A recent illness in our family made me realize this: I miss those days when our youngest daughter went to a practice of only two pediatricians, and mainly saw just one of those doctors. In the rare instance when that doctor was not available, we would see the second pediatrician in the practice. Because this practice was so small, even that doctor knew everything about our daughter: her past health history, her recent illnesses, and so forth.
When we moved to Orange County a few years ago and had a second daughter, we were referred to a practice of six doctors located near our new house. Without giving it much thought I signed our daughters up for their practice, and from the moment my second daughter was born we have been with the same group.
And we have seen just about every doctor there.
The problem? At this larger practice, the doctors do not confer with one another. They have no idea about the past history and unfortunately they each believe in different things regarding medicine.
Let me give an example. Our second daughter is prone to high fevers. This past week her fever held on for five days, and it was high most of that time, ranging from 103 up to 105 on Thursday. These fevers were around the clock, and even Motrin didn’t subside them, or bring them down below 104: We had to give her a bath after each dose.
I am used to these high fevers, as she has been plagued by them since birth. But they have never lasted longer than 24 or so hours.
On Wednesday I called the practice, spoke with a nurse, and was instructed to use a warm bath but not to use both Motrin and Tylenol, as double dosing was no longer recommended. Give her Pedialyte to drink.
On Thursday her fever spiked to 105, and so we went into the office to see her doctor. Her doctor was not there, so we saw a second doctor. This second doctor told us to wait another day, that this was not uncommon, that it could be a viral thing, and to use both Tylenol and Motrin to control her fever. What about no double dosing? No, no, it was fine.
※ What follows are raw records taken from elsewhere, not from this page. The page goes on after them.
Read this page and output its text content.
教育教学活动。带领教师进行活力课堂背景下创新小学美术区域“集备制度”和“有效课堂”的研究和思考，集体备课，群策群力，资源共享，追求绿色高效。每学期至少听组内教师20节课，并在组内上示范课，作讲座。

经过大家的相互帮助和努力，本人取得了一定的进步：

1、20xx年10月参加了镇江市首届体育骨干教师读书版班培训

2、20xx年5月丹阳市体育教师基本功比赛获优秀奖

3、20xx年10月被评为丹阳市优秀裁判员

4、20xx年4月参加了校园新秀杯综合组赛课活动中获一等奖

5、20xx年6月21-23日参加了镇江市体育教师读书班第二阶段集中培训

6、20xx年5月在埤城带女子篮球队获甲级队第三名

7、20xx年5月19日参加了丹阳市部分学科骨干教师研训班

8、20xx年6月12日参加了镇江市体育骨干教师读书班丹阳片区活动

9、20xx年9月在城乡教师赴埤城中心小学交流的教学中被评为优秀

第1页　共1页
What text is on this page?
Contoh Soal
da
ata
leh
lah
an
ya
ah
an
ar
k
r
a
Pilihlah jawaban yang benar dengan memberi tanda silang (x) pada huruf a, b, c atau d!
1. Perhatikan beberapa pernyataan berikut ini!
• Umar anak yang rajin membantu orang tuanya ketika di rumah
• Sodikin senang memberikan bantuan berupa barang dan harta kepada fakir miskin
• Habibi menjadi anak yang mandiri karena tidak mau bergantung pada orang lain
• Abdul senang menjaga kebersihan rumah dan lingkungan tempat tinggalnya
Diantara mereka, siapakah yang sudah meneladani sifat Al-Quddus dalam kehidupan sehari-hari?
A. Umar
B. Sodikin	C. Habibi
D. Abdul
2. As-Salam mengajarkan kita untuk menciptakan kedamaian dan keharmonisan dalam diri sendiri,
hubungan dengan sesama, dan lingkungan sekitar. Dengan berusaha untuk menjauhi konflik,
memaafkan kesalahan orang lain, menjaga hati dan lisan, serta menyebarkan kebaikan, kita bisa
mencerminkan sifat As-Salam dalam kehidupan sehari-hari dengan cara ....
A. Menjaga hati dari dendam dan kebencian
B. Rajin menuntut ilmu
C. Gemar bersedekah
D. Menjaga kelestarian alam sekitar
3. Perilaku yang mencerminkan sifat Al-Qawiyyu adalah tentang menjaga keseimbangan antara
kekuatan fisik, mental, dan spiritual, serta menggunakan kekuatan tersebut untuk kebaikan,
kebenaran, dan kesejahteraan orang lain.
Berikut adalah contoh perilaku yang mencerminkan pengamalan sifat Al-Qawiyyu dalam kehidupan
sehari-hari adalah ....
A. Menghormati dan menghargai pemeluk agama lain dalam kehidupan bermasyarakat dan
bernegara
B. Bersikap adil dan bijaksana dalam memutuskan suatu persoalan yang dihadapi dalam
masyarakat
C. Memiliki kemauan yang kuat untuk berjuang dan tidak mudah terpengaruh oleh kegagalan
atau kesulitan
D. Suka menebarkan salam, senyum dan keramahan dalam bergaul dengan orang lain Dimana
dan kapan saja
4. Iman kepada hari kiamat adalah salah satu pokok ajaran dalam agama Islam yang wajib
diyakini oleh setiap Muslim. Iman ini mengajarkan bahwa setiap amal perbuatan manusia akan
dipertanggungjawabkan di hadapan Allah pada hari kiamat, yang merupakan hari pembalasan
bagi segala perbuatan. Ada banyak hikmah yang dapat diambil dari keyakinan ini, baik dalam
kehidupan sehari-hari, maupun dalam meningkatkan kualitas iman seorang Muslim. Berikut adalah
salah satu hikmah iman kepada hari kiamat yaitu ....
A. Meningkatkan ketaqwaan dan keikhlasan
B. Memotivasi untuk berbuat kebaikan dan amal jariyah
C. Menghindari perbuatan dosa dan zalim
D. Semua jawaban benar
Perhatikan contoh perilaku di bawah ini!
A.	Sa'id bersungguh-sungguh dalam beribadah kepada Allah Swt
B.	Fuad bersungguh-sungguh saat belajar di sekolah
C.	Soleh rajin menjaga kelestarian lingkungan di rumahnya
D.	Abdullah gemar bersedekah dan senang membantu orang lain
And anything to drink, even milk, because she needed the liquids.
On Friday, we went back into the office because her fever was still over 103. We saw the second doctor again, and had some blood work done. When the blood results came back a third doctor called with this news: Looks like a bacterial infection in the blood, come right away and get a shot of antibiotics and then go back to the Urgi Kids office on Saturday for a second shot, and Sunday for a third.
When we got there we were told no milk, as it would upset the stomach.
So we did what she said. Then on Saturday, doctor number four told us that it didn’t seem to be bacterial, she didn’t need the injections, it was way too much poking and prodding, and that he felt it was viral. He also said that he double doses medication when his daughter is sick.